The lawyer, Gregory R. Blatt, also testified Wednesday that in 2002, Stewart held more than 90 percent of the voting shares of stock in the media company that bears her name.
Prosecutors have argued Stewart was trying to protect her considerable wealth when she claimed publicly that year that her sale of ImClone stock had been proper.
Also Wednesday, the 2nd U.S. Circuit Court of Appeals in Manhattan said U.S. District Judge Miriam Goldman Cedarbaum erred in refusing the media access to individual questioning of potential jurors in the trial, which began last month.
Seventeen media organizations, including The Associated Press, had argued that high public interest should not close jury selection.
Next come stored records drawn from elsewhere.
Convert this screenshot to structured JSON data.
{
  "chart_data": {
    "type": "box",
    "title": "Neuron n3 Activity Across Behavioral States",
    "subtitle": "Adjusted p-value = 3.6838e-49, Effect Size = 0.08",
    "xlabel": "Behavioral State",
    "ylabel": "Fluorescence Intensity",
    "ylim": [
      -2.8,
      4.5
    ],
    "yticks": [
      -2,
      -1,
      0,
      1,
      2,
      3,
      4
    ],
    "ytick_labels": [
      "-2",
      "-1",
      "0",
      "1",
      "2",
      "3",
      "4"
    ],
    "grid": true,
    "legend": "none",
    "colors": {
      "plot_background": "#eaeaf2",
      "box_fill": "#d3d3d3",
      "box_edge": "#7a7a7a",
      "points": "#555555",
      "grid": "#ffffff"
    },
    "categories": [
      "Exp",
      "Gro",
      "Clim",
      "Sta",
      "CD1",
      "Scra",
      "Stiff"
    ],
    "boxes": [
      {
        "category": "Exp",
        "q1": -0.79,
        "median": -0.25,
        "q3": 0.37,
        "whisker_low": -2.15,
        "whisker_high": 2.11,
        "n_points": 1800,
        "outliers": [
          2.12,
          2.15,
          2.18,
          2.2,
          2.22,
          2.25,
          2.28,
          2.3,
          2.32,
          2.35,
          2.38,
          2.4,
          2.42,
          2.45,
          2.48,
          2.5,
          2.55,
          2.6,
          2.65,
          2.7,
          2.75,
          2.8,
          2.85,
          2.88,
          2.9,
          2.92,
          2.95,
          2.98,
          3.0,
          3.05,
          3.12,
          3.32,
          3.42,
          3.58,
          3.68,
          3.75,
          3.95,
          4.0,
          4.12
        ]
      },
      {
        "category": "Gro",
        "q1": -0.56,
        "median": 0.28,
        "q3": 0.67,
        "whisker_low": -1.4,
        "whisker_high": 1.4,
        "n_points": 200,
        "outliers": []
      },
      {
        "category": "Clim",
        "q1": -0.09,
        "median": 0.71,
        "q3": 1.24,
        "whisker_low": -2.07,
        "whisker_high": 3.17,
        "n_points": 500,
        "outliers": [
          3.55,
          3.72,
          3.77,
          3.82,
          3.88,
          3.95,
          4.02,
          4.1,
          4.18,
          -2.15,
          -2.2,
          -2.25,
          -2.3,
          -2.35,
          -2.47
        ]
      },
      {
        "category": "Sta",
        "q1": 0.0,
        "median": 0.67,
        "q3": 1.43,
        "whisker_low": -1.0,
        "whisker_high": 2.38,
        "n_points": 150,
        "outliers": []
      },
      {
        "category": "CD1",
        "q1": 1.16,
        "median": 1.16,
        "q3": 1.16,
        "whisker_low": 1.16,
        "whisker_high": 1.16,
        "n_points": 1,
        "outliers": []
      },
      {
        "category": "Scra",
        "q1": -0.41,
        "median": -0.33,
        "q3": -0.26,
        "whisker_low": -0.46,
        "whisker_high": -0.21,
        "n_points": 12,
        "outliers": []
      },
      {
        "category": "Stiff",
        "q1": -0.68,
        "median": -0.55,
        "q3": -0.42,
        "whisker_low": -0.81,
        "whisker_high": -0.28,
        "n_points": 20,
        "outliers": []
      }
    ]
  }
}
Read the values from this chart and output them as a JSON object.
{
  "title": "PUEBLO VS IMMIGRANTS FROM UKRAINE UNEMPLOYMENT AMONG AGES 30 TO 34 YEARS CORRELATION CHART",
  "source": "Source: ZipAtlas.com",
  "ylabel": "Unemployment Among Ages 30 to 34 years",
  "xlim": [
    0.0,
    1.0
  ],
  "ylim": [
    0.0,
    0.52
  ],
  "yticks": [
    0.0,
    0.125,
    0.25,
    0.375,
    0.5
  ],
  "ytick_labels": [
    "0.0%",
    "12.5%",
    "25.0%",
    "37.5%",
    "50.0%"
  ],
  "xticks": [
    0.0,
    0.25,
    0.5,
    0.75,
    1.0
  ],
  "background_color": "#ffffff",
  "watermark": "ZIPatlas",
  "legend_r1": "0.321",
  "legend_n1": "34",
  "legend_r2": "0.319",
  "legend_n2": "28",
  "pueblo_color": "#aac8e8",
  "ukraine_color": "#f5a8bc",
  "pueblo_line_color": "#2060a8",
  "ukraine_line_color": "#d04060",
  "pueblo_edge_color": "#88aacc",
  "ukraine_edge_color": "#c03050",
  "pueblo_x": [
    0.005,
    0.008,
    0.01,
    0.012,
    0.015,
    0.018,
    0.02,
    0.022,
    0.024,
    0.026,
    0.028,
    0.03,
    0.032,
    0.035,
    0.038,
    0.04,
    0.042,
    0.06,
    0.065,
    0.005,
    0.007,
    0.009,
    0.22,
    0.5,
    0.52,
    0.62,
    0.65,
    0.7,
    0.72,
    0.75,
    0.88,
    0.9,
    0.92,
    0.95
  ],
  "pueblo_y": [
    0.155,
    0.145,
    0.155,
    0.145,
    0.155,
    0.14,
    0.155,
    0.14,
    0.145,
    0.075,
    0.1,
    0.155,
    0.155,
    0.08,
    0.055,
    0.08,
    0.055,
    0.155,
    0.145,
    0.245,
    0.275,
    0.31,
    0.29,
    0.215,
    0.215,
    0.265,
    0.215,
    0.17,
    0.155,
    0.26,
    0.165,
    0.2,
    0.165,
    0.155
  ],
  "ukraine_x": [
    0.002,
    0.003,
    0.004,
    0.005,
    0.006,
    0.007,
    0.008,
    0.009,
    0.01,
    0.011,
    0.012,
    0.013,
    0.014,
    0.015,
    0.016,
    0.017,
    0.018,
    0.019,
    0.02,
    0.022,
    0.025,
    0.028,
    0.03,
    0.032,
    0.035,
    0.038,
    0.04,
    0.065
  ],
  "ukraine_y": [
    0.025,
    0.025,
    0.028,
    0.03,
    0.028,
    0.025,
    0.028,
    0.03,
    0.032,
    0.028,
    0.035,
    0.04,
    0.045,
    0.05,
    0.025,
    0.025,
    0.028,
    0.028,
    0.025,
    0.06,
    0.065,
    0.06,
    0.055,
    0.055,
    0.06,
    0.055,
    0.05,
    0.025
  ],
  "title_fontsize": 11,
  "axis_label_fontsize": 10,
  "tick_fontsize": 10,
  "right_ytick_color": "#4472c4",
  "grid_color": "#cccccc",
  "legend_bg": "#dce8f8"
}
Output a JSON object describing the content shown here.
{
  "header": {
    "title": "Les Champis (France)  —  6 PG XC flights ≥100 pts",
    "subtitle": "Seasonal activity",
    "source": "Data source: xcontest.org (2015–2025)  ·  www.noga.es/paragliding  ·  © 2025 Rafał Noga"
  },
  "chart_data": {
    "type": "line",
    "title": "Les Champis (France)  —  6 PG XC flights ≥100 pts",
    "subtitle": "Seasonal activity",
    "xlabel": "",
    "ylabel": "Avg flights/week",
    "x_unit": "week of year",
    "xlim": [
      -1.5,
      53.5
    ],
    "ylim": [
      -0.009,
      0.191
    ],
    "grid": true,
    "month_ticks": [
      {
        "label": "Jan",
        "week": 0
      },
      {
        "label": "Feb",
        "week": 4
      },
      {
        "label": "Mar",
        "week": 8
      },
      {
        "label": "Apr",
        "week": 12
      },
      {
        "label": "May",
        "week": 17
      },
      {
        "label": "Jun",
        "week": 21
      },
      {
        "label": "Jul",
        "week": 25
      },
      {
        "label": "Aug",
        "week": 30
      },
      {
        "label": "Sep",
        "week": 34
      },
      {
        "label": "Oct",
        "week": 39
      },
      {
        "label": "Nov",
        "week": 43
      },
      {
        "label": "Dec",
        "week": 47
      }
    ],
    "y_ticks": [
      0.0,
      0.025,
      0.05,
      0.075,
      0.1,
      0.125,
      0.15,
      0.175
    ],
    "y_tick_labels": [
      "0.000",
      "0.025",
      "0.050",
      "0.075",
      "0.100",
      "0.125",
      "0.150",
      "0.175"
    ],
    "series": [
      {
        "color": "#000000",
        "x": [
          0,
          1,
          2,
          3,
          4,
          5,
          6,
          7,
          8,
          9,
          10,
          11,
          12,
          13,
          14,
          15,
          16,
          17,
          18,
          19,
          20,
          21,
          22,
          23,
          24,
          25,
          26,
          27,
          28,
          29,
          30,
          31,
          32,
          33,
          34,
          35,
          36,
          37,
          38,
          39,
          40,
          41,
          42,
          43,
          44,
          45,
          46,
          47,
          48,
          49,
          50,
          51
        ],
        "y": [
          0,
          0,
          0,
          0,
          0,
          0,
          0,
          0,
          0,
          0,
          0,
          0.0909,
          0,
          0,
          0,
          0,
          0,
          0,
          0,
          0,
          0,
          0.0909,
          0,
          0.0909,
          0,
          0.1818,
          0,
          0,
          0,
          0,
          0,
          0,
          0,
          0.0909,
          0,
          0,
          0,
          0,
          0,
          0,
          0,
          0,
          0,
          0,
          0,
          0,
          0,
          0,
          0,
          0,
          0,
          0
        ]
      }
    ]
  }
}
The appeals court said it knew its ruling was too late to make a difference in the Stewart trial. But it said the issues likely would arise in future trials and were too important to overlook.
On Tuesday, Cedarbaum decided to allow friends of star witness Douglas Faneuil to tell jurors what he confided to them just after Stewart dumped ImClone Systems stock.
The friends are expected to testify that Faneuil told them in early 2002 — long before he began cooperating with the government — that he had done something wrong and possibly that he had been pressured to do it.
At the same time, Faneuil was telling federal authorities that he simply gave Stewart a stock quote on Dec. 27, 2001, then followed her orders to sell all her 3,928 shares of ImClone.
Faneuil changed his story in the summer of 2002, claiming instead that Bacanovic ordered him to tip Stewart that day that ImClone founder Sam Waksal was selling his shares.
Faneuil told the same story earlier this month at Stewart and Bacanovic's trial. Testimony from his friends that he was worried long before he came forward would damage Bacanovic and Stewart's cases.
"The government is entitled to show," Cedarbaum ruled Tuesday, "that what he told his friends was consistent with what he decided to tell the government in the summer of 2002."
Testimony of Faneuil's friends could provide a boost to the government just as prosecutors are wrapping up their case. They told the judge they expect to rest by Thursday.
Securities fraud, carrying up to a 10-year prison term, is the most serious of the five counts against Stewart. The other four -- conspiracy, obstruction of justice and two counts of making false statements -- carry five years apiece. Bacanovic also faces five counts, all carrying potential five-year sentences. If convicted, both are likely to get far lighter penalties than the maximum under federal sentencing guidelines.